Grocery e-comm search in 2018
Although the underlying technology and data now exists to power more sophisticated search, most implementations fall short of a truly engaging search experience. Most consumer search takes place in an e-commerce environment such as Amazon, Instacart, Peapod, FreshDirect, Relay's; on retailer sites like Walmart, Target, Kroger; or on pick-up and delivery services like MyWebGrocer.
Regardless of where search is taking place, the number one challenge is consistent up-to-date product data. The entire CPG product search ecosystem continues to struggle with providing comprehensive, current product data to power the most basic of information needs for consumers, much less any type of sophisticated search.

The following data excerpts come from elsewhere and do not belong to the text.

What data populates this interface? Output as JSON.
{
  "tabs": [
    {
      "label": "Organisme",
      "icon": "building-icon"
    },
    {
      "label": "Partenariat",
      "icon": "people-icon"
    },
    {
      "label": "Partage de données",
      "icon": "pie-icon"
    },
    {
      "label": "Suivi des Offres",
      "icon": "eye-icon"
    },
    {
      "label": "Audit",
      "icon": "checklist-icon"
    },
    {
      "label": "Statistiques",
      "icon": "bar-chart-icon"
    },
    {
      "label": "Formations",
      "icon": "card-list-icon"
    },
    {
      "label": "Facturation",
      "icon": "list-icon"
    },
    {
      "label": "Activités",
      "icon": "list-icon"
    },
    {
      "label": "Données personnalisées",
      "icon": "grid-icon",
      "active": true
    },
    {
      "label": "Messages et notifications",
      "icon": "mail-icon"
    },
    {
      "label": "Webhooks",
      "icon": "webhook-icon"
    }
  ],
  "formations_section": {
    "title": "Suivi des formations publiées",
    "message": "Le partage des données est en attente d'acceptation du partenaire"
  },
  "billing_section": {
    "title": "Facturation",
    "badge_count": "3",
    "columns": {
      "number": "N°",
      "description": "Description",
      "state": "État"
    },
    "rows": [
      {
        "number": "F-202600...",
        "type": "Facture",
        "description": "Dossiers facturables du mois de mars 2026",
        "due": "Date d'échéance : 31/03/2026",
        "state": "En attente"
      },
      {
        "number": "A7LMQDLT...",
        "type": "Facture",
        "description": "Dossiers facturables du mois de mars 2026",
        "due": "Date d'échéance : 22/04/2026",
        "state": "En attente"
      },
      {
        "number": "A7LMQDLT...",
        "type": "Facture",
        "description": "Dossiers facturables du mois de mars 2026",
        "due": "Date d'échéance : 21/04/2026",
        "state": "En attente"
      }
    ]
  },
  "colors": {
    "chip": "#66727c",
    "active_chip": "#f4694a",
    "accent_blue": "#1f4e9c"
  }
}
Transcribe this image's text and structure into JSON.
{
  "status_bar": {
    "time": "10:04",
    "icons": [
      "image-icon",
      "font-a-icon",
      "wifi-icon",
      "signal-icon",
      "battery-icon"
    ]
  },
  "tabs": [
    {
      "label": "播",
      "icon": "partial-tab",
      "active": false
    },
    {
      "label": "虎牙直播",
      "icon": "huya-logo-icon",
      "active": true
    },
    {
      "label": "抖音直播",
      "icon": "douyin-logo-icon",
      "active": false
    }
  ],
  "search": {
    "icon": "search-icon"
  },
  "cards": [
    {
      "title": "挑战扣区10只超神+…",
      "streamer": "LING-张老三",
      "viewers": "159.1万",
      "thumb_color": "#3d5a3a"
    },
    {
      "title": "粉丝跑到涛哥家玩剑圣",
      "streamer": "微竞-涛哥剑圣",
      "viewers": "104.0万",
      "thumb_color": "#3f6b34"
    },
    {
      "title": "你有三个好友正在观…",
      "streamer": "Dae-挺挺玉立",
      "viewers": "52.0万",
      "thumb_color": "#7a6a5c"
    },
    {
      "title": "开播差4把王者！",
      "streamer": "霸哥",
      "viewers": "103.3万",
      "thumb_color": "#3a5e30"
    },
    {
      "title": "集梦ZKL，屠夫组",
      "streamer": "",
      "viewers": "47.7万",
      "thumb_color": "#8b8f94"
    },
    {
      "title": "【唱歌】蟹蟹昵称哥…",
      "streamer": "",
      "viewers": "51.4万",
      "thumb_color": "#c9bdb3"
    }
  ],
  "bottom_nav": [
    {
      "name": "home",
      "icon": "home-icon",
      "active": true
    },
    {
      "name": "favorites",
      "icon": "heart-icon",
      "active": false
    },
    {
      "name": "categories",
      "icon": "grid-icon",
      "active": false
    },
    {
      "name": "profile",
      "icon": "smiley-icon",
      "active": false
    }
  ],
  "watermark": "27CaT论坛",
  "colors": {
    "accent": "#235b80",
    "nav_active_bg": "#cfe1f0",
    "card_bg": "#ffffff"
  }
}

An example of a sophisticated, taxonomy driven search experience is Raley’s Shelf Guide online. The user experience features the Raley’s Wellness attributes - such as Minimally Processed, Nutrient Dense, No Added Sugar, and Non-GMO - which are leveraged to help shoppers quickly interpret whether a product meets their needs based on their specific search criteria.
The health criteria are available throughout the shopping experience, and leveraged to filter lists of products quickly and conveniently. When the shopper drills down to the product page all the relevant wellness attributes are displayed for that product along with conventional product information such as ingredients and nutrition panel.
The Raley’s online shopping experience is one of the leading grocery user experiences in the market - once you shop online this way, it spoils you, and its tough to go back to shopping with aisles, shelves, and keyword search alone!
Flexible taxonomy makes search work:
Search is one of the most important challenge facing grocery e-commerce user experience at this time. Raley’s Supermarkets is a good example of a best in class implementation that demonstrates the potential for attributes driven by a dynamic taxonomy.
In this series of posts, we will be exploring the state of other search implementations in grocery e-commerce and opportunities for furthering the practice of shopper engagement both online and in-store.
* Taxonomy vs ontology
The difference between taxonomy and ontology is admittedly academic - what can I say, I'm a geek! Outside the academic community there is no real agreement around the difference. I like this post, which covers some of the differences in definition.
To understand the differences between ontology and taxonomy, a useful approach is that a Taxonomy is more like a tree in nature in that every level is nested from the one before whereas an ontology is more like a forest in that both nesting and cross referencing take place in something more resembling a web network.
Our underlying technology more closely resembles the latter.